My shopping addiction - thanks Amazon Prime Day
Shopping is my coping mechanism and after accumulating so much camera gear, I'm reflecting on how I got here and what I do it with it.
I’m at a client site today filming.
At the peak of my cope, I accumulated an obscene amount of camera gear. Just shortly after my divorce, I bought my first camera, a Fujifilm X-T2 and the kit lens.
It started as a I’m going to take on a new hobby to find myself.
But very quickly, I caught the GAS, Gear Acquisition Syndrome.
At first, I thought all camera people had this.
But eventually, I came to understand that buying gear was a way for me to cope with the pain.
If I got this lens, then I’ll feel better.
True, but only for a few moments.
Then I want the next piece of gear.
This whole adventure ended with me getting a cinema camera, a Z-Cam E2-S6 with a Vazen Anamorphic lens.
Let’s just say that you can buy a decent car with that camera rig.
Was it cope or was there a plan?
For sure, the constant buying of gear was coping with the pain. Eventually I understood that, but deep down inside, there was a bigger plan.
The accumulation of gear was one thing, but the learning of the trade, the craft of filmmaking and storytelling came from the heart.
I had a desire to tell my story.
Writing like here is one way, but filming it, recreating the emotions, the imagry was where I wanted to ultimately go.
While I’m sitting here waiting for my client to drop in more subjects to film, I’m looking at this gear and imagining my parents behind the camera.
I’m imagining myself behind the camera.
I’m imagining creating the imagry of the source trauma, the sounds, and the emotions that come with it.
But there’s also resistance with it.
I’d rather get more gear.
There’s always an excuse. I need this lens, I need this rig.
Truthfully, a phone camera will do the job.
I’m avoiding capturing the stories that lead to the pain.
And I’m also learning to be easy on myself.
We all get caught up in addictions.
We all cope in our own ways.
The insidious part of this is there’s valuation and judgment on different types of cope.
The drug addict that’s on the streets
The millionaire doped up in his mansion
The hoarder of stuff
The rich person with every toy
The alcoholic that lives at the bar
The sex addict that can’t stop
The list goes on, but they’re all the same.
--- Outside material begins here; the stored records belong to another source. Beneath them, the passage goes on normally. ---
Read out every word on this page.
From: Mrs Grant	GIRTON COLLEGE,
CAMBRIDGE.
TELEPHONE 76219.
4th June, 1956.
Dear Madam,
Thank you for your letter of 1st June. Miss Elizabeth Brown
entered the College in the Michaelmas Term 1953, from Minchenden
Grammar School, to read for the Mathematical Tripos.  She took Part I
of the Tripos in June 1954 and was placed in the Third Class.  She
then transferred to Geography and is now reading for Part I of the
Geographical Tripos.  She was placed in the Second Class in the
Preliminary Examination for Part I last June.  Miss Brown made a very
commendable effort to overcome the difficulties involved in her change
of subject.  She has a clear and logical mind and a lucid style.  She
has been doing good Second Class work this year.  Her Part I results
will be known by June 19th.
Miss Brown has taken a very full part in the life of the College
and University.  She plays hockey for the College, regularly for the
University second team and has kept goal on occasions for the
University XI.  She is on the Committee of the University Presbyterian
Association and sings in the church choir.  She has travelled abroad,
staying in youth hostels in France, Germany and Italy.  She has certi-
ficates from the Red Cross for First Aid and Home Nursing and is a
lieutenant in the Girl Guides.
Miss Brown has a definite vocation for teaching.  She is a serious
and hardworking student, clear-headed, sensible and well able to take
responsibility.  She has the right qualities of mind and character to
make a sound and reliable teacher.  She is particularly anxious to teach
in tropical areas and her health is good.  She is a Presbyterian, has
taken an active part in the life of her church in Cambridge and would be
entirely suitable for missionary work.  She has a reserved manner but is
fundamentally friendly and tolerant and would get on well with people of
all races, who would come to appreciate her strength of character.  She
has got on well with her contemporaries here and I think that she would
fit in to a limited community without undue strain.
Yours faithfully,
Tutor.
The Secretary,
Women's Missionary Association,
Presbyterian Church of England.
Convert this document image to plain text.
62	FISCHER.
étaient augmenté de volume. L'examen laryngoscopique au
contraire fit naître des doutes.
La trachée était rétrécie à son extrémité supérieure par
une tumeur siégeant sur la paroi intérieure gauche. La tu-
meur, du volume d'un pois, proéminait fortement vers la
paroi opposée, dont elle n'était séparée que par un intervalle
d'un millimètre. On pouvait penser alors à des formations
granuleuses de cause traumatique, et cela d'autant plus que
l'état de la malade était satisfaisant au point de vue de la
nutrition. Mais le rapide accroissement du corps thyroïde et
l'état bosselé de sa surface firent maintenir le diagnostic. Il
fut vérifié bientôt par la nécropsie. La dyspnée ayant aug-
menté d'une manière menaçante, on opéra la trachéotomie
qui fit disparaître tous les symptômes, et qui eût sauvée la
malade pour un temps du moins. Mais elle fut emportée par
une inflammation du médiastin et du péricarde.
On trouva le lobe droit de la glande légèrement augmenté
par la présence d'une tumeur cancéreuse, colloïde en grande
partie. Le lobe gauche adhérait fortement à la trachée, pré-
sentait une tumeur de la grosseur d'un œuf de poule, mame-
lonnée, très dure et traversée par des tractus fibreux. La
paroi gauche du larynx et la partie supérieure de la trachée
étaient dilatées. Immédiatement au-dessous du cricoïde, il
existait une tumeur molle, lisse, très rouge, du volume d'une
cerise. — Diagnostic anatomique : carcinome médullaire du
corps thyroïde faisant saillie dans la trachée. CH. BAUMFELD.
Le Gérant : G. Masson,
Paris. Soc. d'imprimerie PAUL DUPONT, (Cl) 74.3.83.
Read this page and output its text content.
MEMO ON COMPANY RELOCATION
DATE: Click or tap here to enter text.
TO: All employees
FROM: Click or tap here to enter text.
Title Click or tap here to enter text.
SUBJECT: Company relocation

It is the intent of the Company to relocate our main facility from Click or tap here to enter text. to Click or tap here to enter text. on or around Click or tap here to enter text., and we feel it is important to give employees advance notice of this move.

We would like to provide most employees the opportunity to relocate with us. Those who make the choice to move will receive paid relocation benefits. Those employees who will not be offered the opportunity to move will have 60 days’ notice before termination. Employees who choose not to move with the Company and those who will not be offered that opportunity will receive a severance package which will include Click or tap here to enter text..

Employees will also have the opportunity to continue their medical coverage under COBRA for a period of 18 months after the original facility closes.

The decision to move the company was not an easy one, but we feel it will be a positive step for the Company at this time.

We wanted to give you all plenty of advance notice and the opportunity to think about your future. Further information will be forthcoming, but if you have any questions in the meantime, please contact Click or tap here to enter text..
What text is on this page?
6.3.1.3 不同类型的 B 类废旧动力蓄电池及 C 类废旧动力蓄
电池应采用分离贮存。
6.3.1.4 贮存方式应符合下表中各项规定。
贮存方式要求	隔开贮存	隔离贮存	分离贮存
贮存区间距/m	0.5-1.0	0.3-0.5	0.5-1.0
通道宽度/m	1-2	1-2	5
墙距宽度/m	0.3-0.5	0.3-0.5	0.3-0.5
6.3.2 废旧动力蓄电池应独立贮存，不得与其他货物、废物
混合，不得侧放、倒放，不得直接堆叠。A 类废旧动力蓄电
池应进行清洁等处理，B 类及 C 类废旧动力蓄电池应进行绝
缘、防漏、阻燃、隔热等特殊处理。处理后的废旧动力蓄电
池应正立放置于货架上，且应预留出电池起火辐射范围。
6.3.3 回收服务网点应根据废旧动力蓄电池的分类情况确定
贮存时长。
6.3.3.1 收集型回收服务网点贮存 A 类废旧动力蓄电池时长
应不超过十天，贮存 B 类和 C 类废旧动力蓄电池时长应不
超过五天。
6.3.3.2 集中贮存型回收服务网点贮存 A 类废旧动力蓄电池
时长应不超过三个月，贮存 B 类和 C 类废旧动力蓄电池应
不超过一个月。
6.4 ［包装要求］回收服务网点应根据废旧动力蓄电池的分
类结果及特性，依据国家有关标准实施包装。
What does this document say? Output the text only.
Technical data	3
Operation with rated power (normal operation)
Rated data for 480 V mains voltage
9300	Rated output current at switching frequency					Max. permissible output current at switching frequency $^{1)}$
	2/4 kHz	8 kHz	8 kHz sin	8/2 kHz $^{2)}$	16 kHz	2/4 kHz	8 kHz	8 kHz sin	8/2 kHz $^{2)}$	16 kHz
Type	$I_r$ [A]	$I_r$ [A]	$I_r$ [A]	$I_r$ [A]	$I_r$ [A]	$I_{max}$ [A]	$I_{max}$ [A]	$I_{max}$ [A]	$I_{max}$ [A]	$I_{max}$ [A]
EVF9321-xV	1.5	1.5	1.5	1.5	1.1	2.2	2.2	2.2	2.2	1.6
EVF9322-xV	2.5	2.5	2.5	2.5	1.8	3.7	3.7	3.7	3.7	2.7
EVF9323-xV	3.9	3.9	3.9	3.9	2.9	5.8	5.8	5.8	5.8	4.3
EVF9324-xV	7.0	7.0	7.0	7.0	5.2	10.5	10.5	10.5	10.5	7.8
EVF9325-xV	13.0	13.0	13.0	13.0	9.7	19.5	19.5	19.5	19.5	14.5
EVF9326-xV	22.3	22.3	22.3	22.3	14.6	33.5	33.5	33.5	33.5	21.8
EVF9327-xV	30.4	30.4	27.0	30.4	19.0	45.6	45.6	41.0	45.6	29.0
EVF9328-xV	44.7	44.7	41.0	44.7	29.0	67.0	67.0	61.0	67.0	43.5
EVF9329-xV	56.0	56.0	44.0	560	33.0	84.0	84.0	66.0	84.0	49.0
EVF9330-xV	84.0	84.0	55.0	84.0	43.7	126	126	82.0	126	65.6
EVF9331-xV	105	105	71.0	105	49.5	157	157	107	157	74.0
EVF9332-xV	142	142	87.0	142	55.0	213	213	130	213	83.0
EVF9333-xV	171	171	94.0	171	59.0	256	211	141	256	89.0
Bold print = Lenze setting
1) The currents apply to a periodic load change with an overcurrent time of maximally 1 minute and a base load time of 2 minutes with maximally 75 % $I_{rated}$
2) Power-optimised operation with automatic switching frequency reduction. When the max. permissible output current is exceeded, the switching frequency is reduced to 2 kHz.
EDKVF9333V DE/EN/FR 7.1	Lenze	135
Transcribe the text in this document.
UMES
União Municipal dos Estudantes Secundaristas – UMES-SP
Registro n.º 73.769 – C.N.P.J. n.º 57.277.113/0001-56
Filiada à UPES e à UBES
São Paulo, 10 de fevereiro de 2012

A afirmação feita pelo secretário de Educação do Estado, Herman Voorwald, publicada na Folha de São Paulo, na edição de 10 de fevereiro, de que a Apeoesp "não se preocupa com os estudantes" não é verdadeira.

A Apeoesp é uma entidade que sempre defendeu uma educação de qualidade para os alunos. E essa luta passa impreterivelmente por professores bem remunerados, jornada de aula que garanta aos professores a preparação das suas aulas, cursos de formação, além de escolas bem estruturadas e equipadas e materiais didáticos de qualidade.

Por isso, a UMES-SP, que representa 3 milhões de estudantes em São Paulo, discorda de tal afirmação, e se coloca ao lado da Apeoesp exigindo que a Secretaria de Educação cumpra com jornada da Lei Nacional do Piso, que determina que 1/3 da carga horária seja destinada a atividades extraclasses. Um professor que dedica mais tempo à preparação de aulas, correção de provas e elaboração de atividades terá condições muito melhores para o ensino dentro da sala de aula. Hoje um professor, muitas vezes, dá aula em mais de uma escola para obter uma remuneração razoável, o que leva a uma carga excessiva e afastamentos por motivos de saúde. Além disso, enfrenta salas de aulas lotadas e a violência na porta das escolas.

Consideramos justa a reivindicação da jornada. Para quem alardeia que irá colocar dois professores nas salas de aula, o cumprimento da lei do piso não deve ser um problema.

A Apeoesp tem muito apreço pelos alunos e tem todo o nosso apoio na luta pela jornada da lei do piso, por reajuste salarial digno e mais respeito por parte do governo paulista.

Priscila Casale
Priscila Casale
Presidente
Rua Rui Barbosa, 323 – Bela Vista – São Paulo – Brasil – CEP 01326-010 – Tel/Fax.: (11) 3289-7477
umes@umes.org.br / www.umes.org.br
Society puts a value on some, less so on others.
The privileged gets to cope in private.
The lesser is put on stage and shunned.
Yet we all are coping.
Four months?
I lost track of where I’m at but I think this is week 16 of weekly newsletter posts. I got a rhythm down and committed to pushing onwards.
The goal with these letters is to share my personal growth and develop the content for my book.
It’ll be penned under Chubbicorn 80, and recount the path I took and what I learned along the way.
Totally relatable because we all do it. I've had this drive to go analog. I did the camera mom lifestyle document every detail as a way to avoid how I was being treated in my marriage, and in turn, got some really great photos as my kids aged. I took up lomography and got some pretty sweet gear. Now I don't take any pictures and have a completely different relationship with technology/internet/information than I did then. Still going analog with my pen and paper though :) It's all a part of the journey.